Le film se conclut sur l'échec de la tentative de Holli Would de devenir définitivement humaine, sa transformation menaçant de fusionner dangereusement les deux mondes animé et réel l'un dans l'autre. Frank Harris et Jack Deebs parviennent finalement à empêcher cette fusion catastrophique, préservant ainsi l'équilibre fragile entre Cool World et le monde réel. Holli, contrainte de retourner à son état de personnage animé, semble accepter cette situation avec une certaine ironie résignée caractéristique du ton du film. Jack Deebs, quant à lui, retrouve sa vie réelle après cette aventure, ayant appris à mieux distinguer la frontière entre sa création artistique et son existence concrète. Cette fin, bien que cohérente sur le plan narratif, reste perçue par la critique comme insuffisamment satisfaisante au regard de la complexité thématique initialement promise par le concept du film. Le dénouement confirme ainsi les limites d'un projet dont l'ambition originelle a été considérablement édulcorée par les contraintes commerciales imposées en cours de production.

Signification du titre

Le titre Cool World désigne directement l'univers de bande dessinée créé par le personnage de Jack Deebs, monde animé peuplé de personnages excentriques et de créatures fantastiques. Ce titre, à la fois simple et évocateur, renvoie également à l'esthétique branchée et provocatrice que le réalisateur Ralph Bakshi souhaitait initialement donner à son projet. Il évoque aussi, par contraste ironique, le décalage entre l'ambition affichée de modernité et d'audace du titre et le résultat final jugé incohérent par une grande partie de la critique. Le titre fonctionne enfin comme un écho direct à la série de bande dessinée fictive imaginée au sein même de la diégèse du film, brouillant délibérément les frontières entre le titre de l'œuvre cinématographique et celui de l'œuvre fictive qu'elle met en scène.

Actualités

Cool World demeure aujourd'hui considéré comme l'un des échecs les plus emblématiques du cinéma d'animation hybride du début des années 1990, régulièrement cité dans les rétrospectives consacrées aux projets ambitieux trahis par des contraintes de production.
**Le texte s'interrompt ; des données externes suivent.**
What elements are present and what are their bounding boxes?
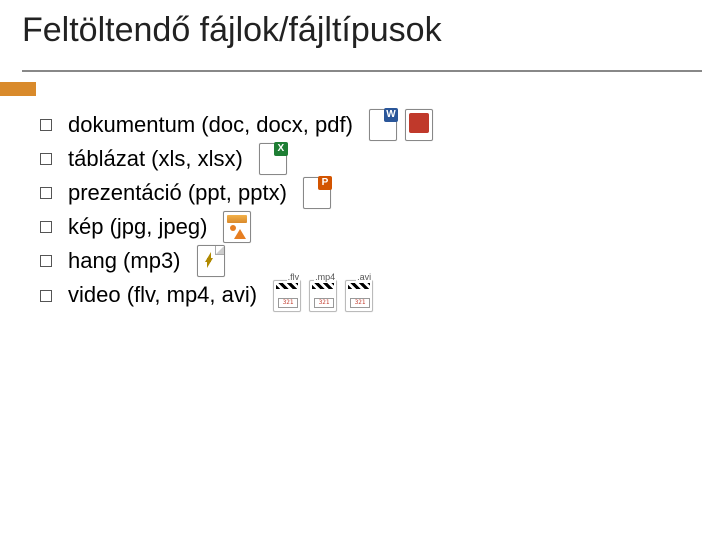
bullet-icon: [40, 255, 52, 267]
excel-spreadsheet-icon: X: [259, 143, 287, 175]
icon-group: P: [303, 177, 331, 209]
list-item-text: video (flv, mp4, avi): [68, 278, 257, 312]
icon-group: .flv321 .mp4321 .avi321: [273, 280, 373, 312]
word-document-icon: W: [369, 109, 397, 141]
list-item-text: dokumentum (doc, docx, pdf): [68, 108, 353, 142]
list-item: kép (jpg, jpeg): [40, 210, 700, 244]
icon-group: X: [259, 143, 287, 175]
accent-bar: [0, 82, 36, 96]
bullet-icon: [40, 119, 52, 131]
bullet-icon: [40, 187, 52, 199]
list-item-text: kép (jpg, jpeg): [68, 210, 207, 244]
icon-group: [197, 245, 225, 277]
image-file-icon: [223, 211, 251, 243]
icon-group: W: [369, 109, 433, 141]
list-item: video (flv, mp4, avi) .flv321 .mp4321 .a…: [40, 278, 700, 312]
audio-file-icon: [197, 245, 225, 277]
icon-group: [223, 211, 251, 243]
list-item-text: prezentáció (ppt, pptx): [68, 176, 287, 210]
bullet-icon: [40, 290, 52, 302]
slide: Feltöltendő fájlok/fájltípusok dokumentu…: [0, 0, 720, 540]
list-item: prezentáció (ppt, pptx) P: [40, 176, 700, 210]
list-item: táblázat (xls, xlsx) X: [40, 142, 700, 176]
video-mp4-icon: .mp4321: [309, 280, 337, 312]
slide-title: Feltöltendő fájlok/fájltípusok: [22, 11, 442, 49]
bullet-icon: [40, 153, 52, 165]
list-item-text: táblázat (xls, xlsx): [68, 142, 243, 176]
list-item-text: hang (mp3): [68, 244, 181, 278]
powerpoint-presentation-icon: P: [303, 177, 331, 209]
bullet-list: dokumentum (doc, docx, pdf) W táblázat (…: [40, 108, 700, 313]
video-avi-icon: .avi321: [345, 280, 373, 312]
title-block: Feltöltendő fájlok/fájltípusok: [22, 12, 702, 72]
content-area: dokumentum (doc, docx, pdf) W táblázat (…: [40, 108, 700, 313]
video-flv-icon: .flv321: [273, 280, 301, 312]
pdf-document-icon: [405, 109, 433, 141]
list-item: dokumentum (doc, docx, pdf) W: [40, 108, 700, 142]
bullet-icon: [40, 221, 52, 233]
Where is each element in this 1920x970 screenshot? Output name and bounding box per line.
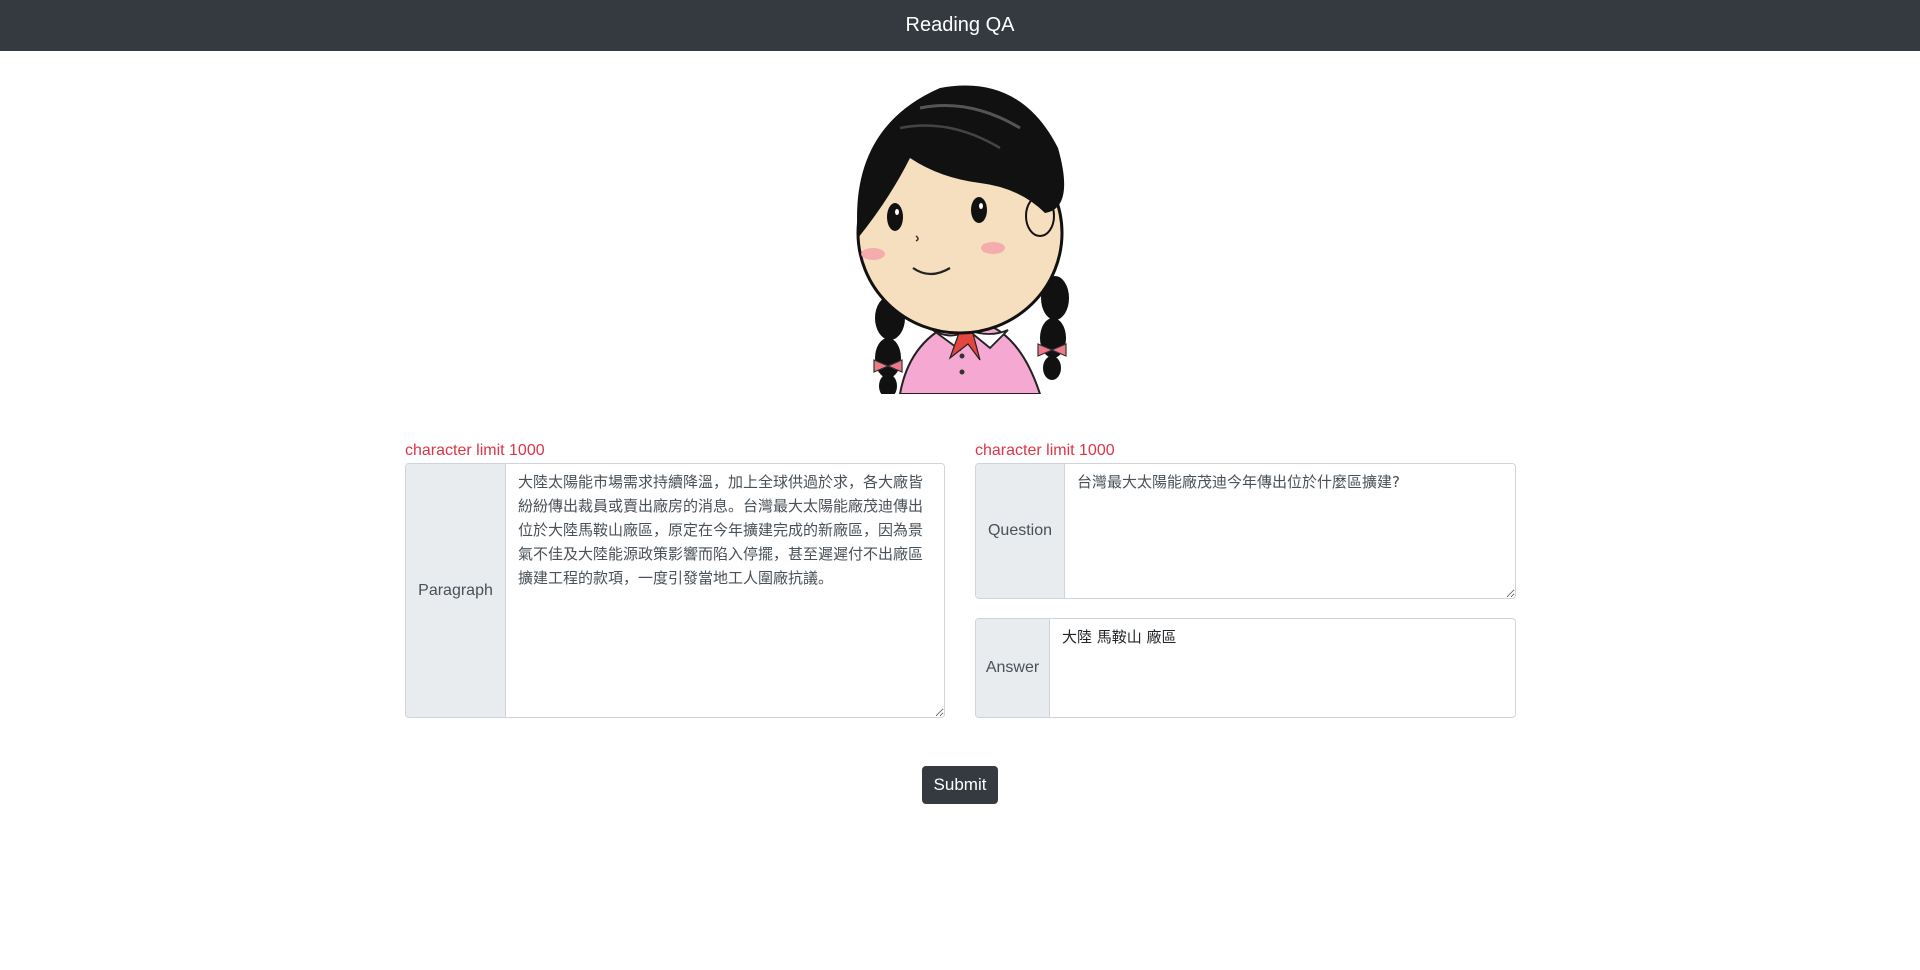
navbar-title: Reading QA (905, 14, 1015, 36)
answer-output: 大陸 馬鞍山 廠區 (1050, 619, 1515, 717)
answer-group: Answer 大陸 馬鞍山 廠區 (975, 618, 1516, 718)
paragraph-limit-note: character limit 1000 (405, 442, 545, 459)
answer-label: Answer (976, 619, 1050, 717)
submit-button[interactable]: Submit (922, 766, 998, 804)
paragraph-input[interactable]: 大陸太陽能市場需求持續降溫，加上全球供過於求，各大廠皆紛紛傳出裁員或賣出廠房的消… (506, 464, 944, 717)
navbar: Reading QA (0, 0, 1920, 51)
question-label: Question (976, 464, 1065, 598)
paragraph-group: Paragraph 大陸太陽能市場需求持續降溫，加上全球供過於求，各大廠皆紛紛傳… (405, 463, 945, 718)
question-group: Question 台灣最大太陽能廠茂迪今年傳出位於什麼區擴建? (975, 463, 1516, 599)
girl-avatar-icon (830, 68, 1090, 394)
paragraph-label: Paragraph (406, 464, 506, 717)
question-limit-note: character limit 1000 (975, 442, 1115, 459)
question-input[interactable]: 台灣最大太陽能廠茂迪今年傳出位於什麼區擴建? (1065, 464, 1515, 598)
Ralph Bakshi n'a jamais retrouvé, après cet échec commercial et critique, l'ampleur de production nécessaire pour réaliser un nouveau long métrage d'animation. Brad Pitt, alors en tout début de carrière, voit ce film régulièrement mentionné comme une curiosité précoce au regard de sa trajectoire ultérieure exceptionnelle. Kim Basinger a depuis poursuivi une carrière cinématographique variée, ce rôle restant une anecdote particulière davantage qu'un jalon central de sa filmographie. Le film continue d'être redécouvert par les amateurs de curiosités cinématographiques, qui apprécient son statut de témoin d'un projet artistique ambitieux mais largement compromis par des arbitrages commerciaux.

Films Similaires

Les amateurs de Cool World pourront se tourner vers Qui veut la peau de Roger Rabbit, référence incontournable du genre hybride mêlant prises de vues réelles et animation, dont le film constitue une variante plus adulte et controversée. Space Jam offre une autre exploration du mélange entre acteurs réels et personnages animés, dans un registre plus familial. Mary Poppins, film plus ancien, avait déjà exploré cette combinaison technique entre animation et prises de vues réelles dans un registre totalement différent. Monkeybone partage avec Cool World une tentative ambitieuse mais commercialement décevante de mêler animation sombre et prises de vues réelles pour un public adulte. Enfin, Fritz le chat, précédent film de Ralph Bakshi, permet de mieux comprendre la tradition d'animation pour adultes dans laquelle s'inscrit Cool World.